La morte vivante is also something of an ultimate achievement. It is quite literally about the hurt in the process of valediction and a loss which cannot be compensated by even the most pronounced desire. Rollin’s own sufferings as an obsessive director forced to compromise his vision transformed into a plaintive cruel story of eternal love (and death)? He never could stop filming–he continued up to the end, often in ultra-cheap video productions that nevertheless bore his unmistakable stamp.

Rollin died on December 15th, 2010–the same day as Blake Edwards, whose incomparable slapstick comedy The Party (1968) creates an entirely different kind of depressive horror. Earlier that year, people proclaimed the end of a cinematic era when Ingmar Bergman and Michelangelo Antonioni died on the same day, but their art(ist)-film model lives on, admittedly in a different form, for different times.
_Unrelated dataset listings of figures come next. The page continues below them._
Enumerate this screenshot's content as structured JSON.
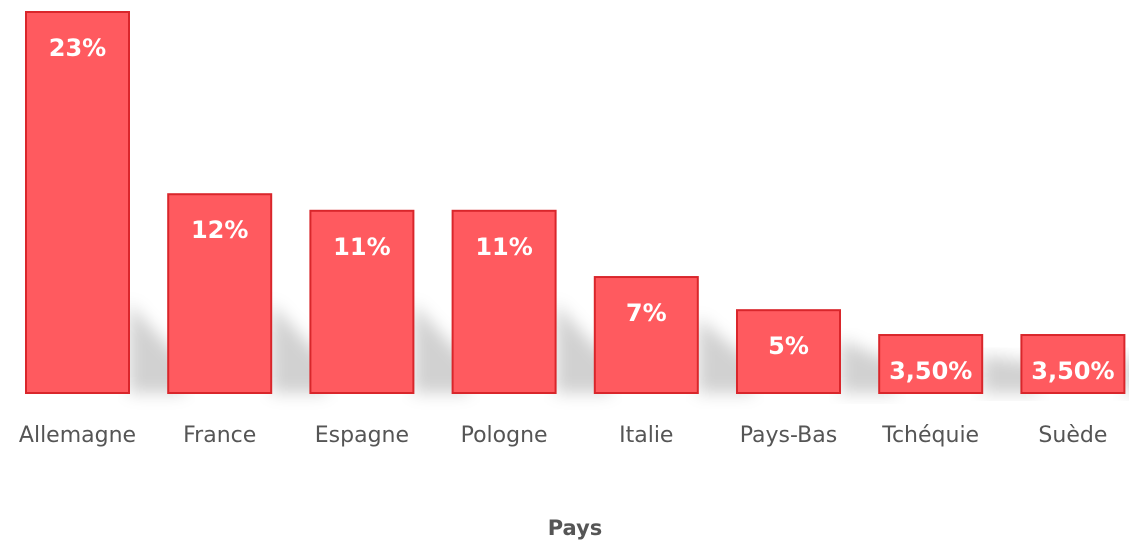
{
  "chart_data": {
    "type": "bar",
    "categories": [
      "Allemagne",
      "France",
      "Espagne",
      "Pologne",
      "Italie",
      "Pays-Bas",
      "Tchéquie",
      "Suède"
    ],
    "values": [
      23,
      12,
      11,
      11,
      7,
      5,
      3.5,
      3.5
    ],
    "data_labels": [
      "23%",
      "12%",
      "11%",
      "11%",
      "7%",
      "5%",
      "3,50%",
      "3,50%"
    ],
    "title": "",
    "xlabel": "Pays",
    "ylabel": "",
    "ylim": [
      0,
      23
    ],
    "grid": false,
    "legend": "none",
    "colors": {
      "bar_fill": "#ff5a5f",
      "bar_stroke": "#d9262b",
      "label": "#ffffff",
      "axis_text": "#555555"
    }
  }
}
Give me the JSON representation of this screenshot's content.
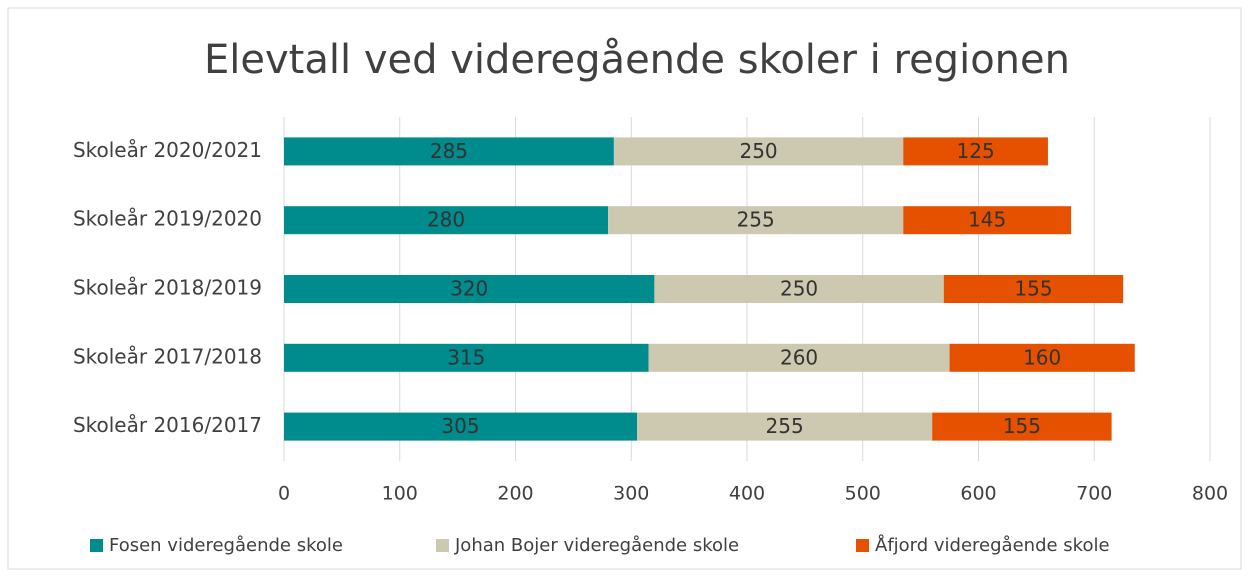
{
  "chart_data": {
    "type": "stacked-bar-horizontal",
    "title": "Elevtall ved videregående skoler i regionen",
    "categories": [
      "Skoleår 2020/2021",
      "Skoleår 2019/2020",
      "Skoleår 2018/2019",
      "Skoleår 2017/2018",
      "Skoleår 2016/2017"
    ],
    "series": [
      {
        "name": "Fosen videregående skole",
        "color": "#008b8c",
        "values": [
          285,
          280,
          320,
          315,
          305
        ]
      },
      {
        "name": "Johan Bojer videregående skole",
        "color": "#cdc8b0",
        "values": [
          250,
          255,
          250,
          260,
          255
        ]
      },
      {
        "name": "Åfjord videregående skole",
        "color": "#e65100",
        "values": [
          125,
          145,
          155,
          160,
          155
        ]
      }
    ],
    "xlim": [
      0,
      800
    ],
    "xticks": [
      0,
      100,
      200,
      300,
      400,
      500,
      600,
      700,
      800
    ],
    "grid": true,
    "legend": "bottom"
  }
}
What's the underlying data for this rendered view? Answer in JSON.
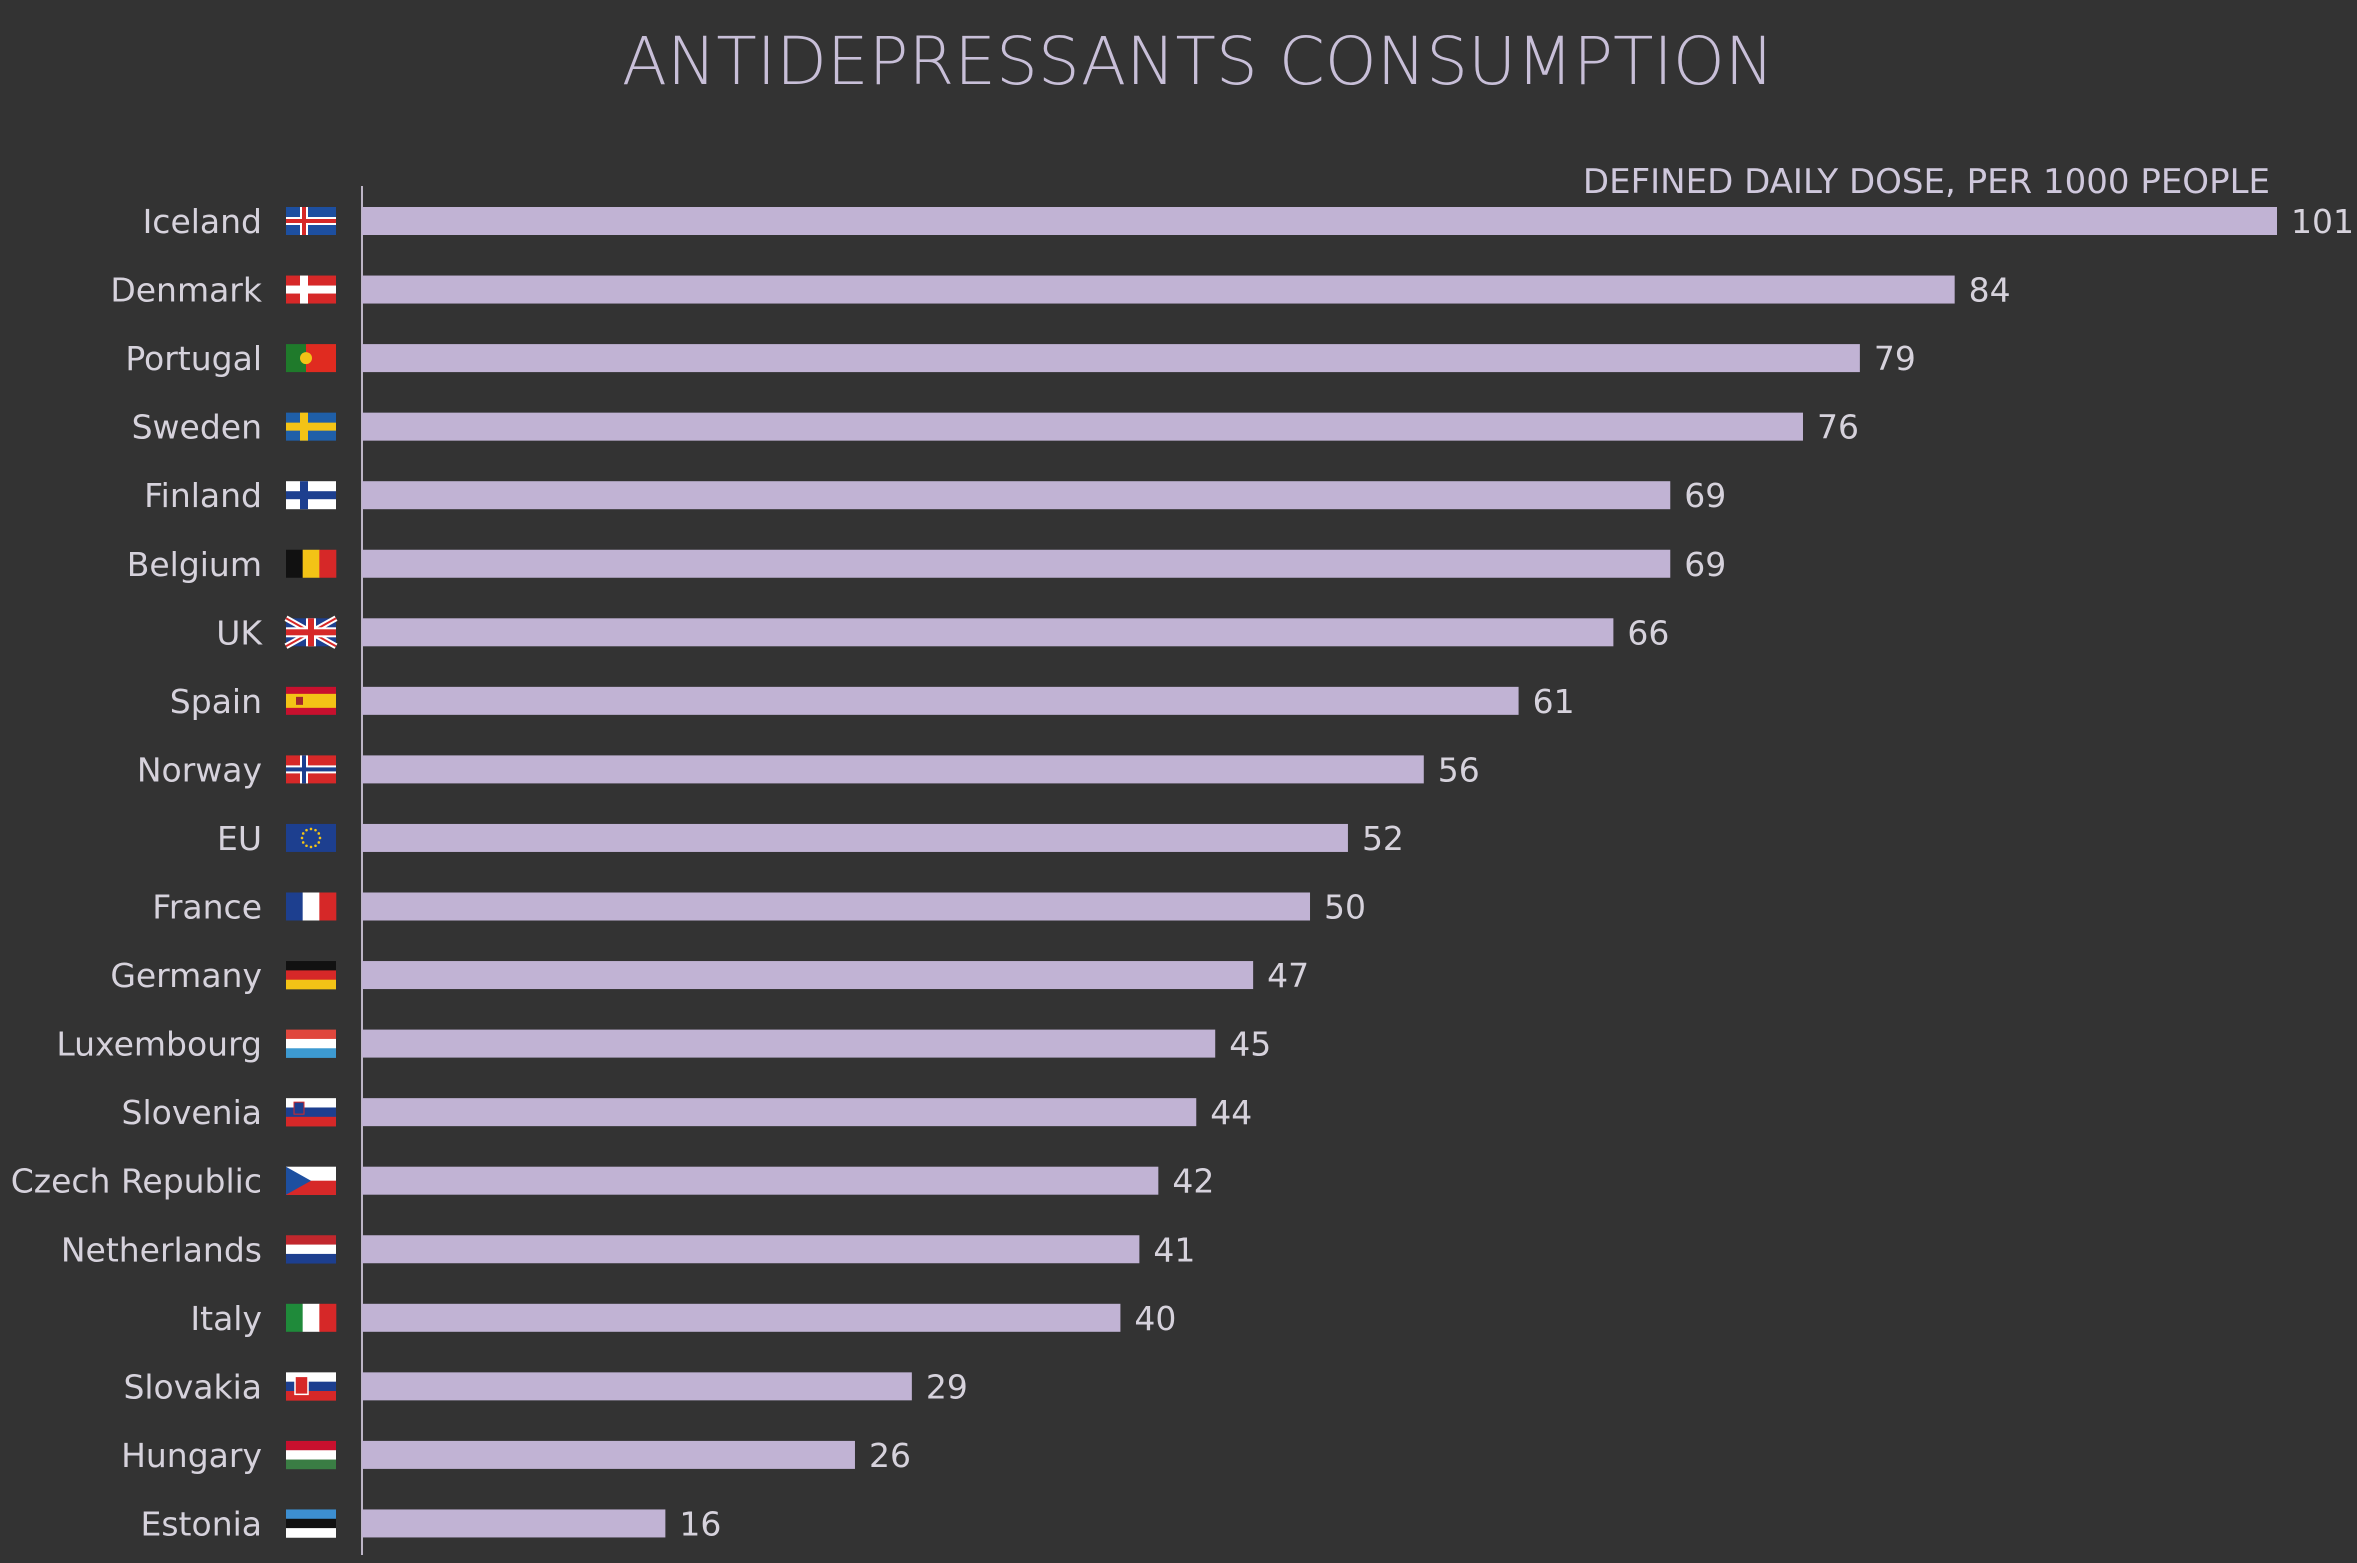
{
  "chart_data": {
    "type": "bar",
    "orientation": "horizontal",
    "title": "ANTIDEPRESSANTS CONSUMPTION",
    "subtitle": "DEFINED DAILY DOSE, PER 1000 PEOPLE",
    "categories": [
      "Iceland",
      "Denmark",
      "Portugal",
      "Sweden",
      "Finland",
      "Belgium",
      "UK",
      "Spain",
      "Norway",
      "EU",
      "France",
      "Germany",
      "Luxembourg",
      "Slovenia",
      "Czech Republic",
      "Netherlands",
      "Italy",
      "Slovakia",
      "Hungary",
      "Estonia"
    ],
    "values": [
      101,
      84,
      79,
      76,
      69,
      69,
      66,
      61,
      56,
      52,
      50,
      47,
      45,
      44,
      42,
      41,
      40,
      29,
      26,
      16
    ],
    "value_labels": [
      "101",
      "84",
      "79",
      "76",
      "69",
      "69",
      "66",
      "61",
      "56",
      "52",
      "50",
      "47",
      "45",
      "44",
      "42",
      "41",
      "40",
      "29",
      "26",
      "16"
    ],
    "flags": [
      "iceland-flag",
      "denmark-flag",
      "portugal-flag",
      "sweden-flag",
      "finland-flag",
      "belgium-flag",
      "uk-flag",
      "spain-flag",
      "norway-flag",
      "eu-flag",
      "france-flag",
      "germany-flag",
      "luxembourg-flag",
      "slovenia-flag",
      "czech-republic-flag",
      "netherlands-flag",
      "italy-flag",
      "slovakia-flag",
      "hungary-flag",
      "estonia-flag"
    ],
    "xlim": [
      0,
      101
    ],
    "grid": false,
    "legend": "none",
    "colors": {
      "background": "#333333",
      "bar": "#c1b3d4",
      "axis": "#bdb5c7"
    }
  }
}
But the passing of Edwards and Rollin seems much more significant, representing the end of a certain way of making movies personal in a commercial context. Only their ghosts remain, to haunt us.

Rollin takes a break (he also has a cameo with the pipe in La morte vivante). Photo: La Cinémathèque de Toulouse
Rollin takes a break (he also has a cameo with the pipe in La morte vivante)
Photo: La Cinémathèque de Toulouse

Adapted from an introduction I gave to La morte vivante during the second part of horror series I curated for the Austrian Film Museum, Land of the Dead.